投げた、投げた。投げた。返った。返った。返った。
 投げている内に、だんだん刑二郎も怒りがおさまってきた。すると周りがみえてくる。
 愁厳のグローブはぼろぼろだった。手から血もでているらしい。だがそれでも愁厳は痛
みを訴えず、ボールを受け取り、返した。
 大人でも受け止めるかどうかわからぬ球である。大丈夫なはずがない。
 ようやく刑二郎は理解した。おそらく愁厳は刑二郎の苦悩をしっていた。全力を出せな
い哀しさを。
だから刑二郎の全力を受け止めようと決心したのだ。未練はあるかもしれないが、自分の今ある力を出してみろといっているのだ。
 いいだろう。これが俺の本当の球だ。
「いくぞ!愁厳!!これが俺の本気だ!!」
 宣言する。
「来い!!」
 受け止めた。
 今までの自分ができた最高のピッチングをイメージする。それに伴って体が動く。ただ
ただ投げる。そのことがうれしかった。
 白球が手を離れた。
 ズドム!!
 綺麗に愁厳のグローブの中に白球は入った。

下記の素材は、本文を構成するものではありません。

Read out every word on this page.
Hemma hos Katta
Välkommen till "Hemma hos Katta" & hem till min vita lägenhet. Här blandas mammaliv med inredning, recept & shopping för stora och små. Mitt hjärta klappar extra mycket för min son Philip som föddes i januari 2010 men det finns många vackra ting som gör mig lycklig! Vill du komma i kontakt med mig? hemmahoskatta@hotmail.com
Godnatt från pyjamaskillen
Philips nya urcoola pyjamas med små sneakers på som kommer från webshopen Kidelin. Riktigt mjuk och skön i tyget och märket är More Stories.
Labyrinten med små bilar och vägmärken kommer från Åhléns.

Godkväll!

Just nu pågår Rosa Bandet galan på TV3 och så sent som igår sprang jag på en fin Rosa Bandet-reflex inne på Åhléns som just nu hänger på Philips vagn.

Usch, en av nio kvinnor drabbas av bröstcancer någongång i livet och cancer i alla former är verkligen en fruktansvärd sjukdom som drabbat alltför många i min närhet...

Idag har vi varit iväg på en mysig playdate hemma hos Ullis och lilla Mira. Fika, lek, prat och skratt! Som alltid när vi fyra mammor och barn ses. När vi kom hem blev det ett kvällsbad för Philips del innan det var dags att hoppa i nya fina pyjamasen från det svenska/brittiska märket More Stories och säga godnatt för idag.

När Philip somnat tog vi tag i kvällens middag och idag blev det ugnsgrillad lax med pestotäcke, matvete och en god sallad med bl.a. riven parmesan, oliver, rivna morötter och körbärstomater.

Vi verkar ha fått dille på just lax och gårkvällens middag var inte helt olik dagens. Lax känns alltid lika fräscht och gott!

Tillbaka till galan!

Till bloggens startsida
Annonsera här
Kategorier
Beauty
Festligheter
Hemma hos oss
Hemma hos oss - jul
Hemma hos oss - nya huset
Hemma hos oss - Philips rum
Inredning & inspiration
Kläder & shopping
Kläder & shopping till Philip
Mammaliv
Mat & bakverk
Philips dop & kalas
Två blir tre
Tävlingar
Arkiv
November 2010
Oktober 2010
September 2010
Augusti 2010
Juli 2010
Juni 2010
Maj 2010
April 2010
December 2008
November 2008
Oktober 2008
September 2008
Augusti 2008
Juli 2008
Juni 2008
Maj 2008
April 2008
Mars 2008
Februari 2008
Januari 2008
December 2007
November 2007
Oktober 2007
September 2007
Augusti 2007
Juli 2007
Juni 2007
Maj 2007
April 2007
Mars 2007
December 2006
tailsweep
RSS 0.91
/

焦げた匂いがする。
「刑二郎はいい球を投げれるじゃないか!」
 親友はそういって微笑んだ。

「おい!!愁厳!はやく七海病院へ行こうぜ。頭に血がめぐりすぎていた!!」
「刑二郎、俺は大丈夫だ。それと俺のグローブが壊れたな。当分キャッチボールができな
くなったな」
 剛速球を何度も受けているはずである。苦痛に顔を歪んでも、おかしくない。だがいつ
ものように友人は冷静な顔のままであった。
「いや、野球辞めたからよ。俺に付き合う必要はもうないからさ」
「そうか、野球を辞めたとしても、俺はお前の本気の球をいつでもみたいからな。もしキ
ャッチボールがしたくなったら、いつでもよんでくれ。相手になるからな。さて刀子が風
呂に入りたかっているようだから俺は失礼する」
 そういって愁厳は離れへと姿を消した。
 愁厳が去った後、境内で手にボールを持ちつつ、刑二郎は泣いた。悲しみもあった。未
練もあった。だがよろこびもあった。そしてこれで別れられることも悟った。
 そうしてその次の日、正式に野球部を辞めた。その日以来、刑二郎はボールを自分から
は手にしない。




 想起がとまる。
「愁厳、お前か?」
 ボールは答えない。
 だが刑二郎は親友が心配させてしまったような気がしてならなかった。
「ありがとよ、いつも相手になってくれて。だから心配するなって…後輩を助けないとい
けないからな。お前が気になっていることも、みゅうや刀子や皆でするからさ」
 喪章をつけながら、ボールに少し話しかけた。偶然かもしれないが、こうやって話しか
けてくれた親友に感謝した。
「刑二郎!!」
 今度はもう一人の幼馴染からだ。自分の準備はできた。
「見つけたぞ!今行く!」
 どなりかえしながら、扉をあける。そして部屋を少しだけ振り向いて、白球に少しだけ
目を向けたのち、扉を閉めて後輩達の元へと刑二郎は向かった。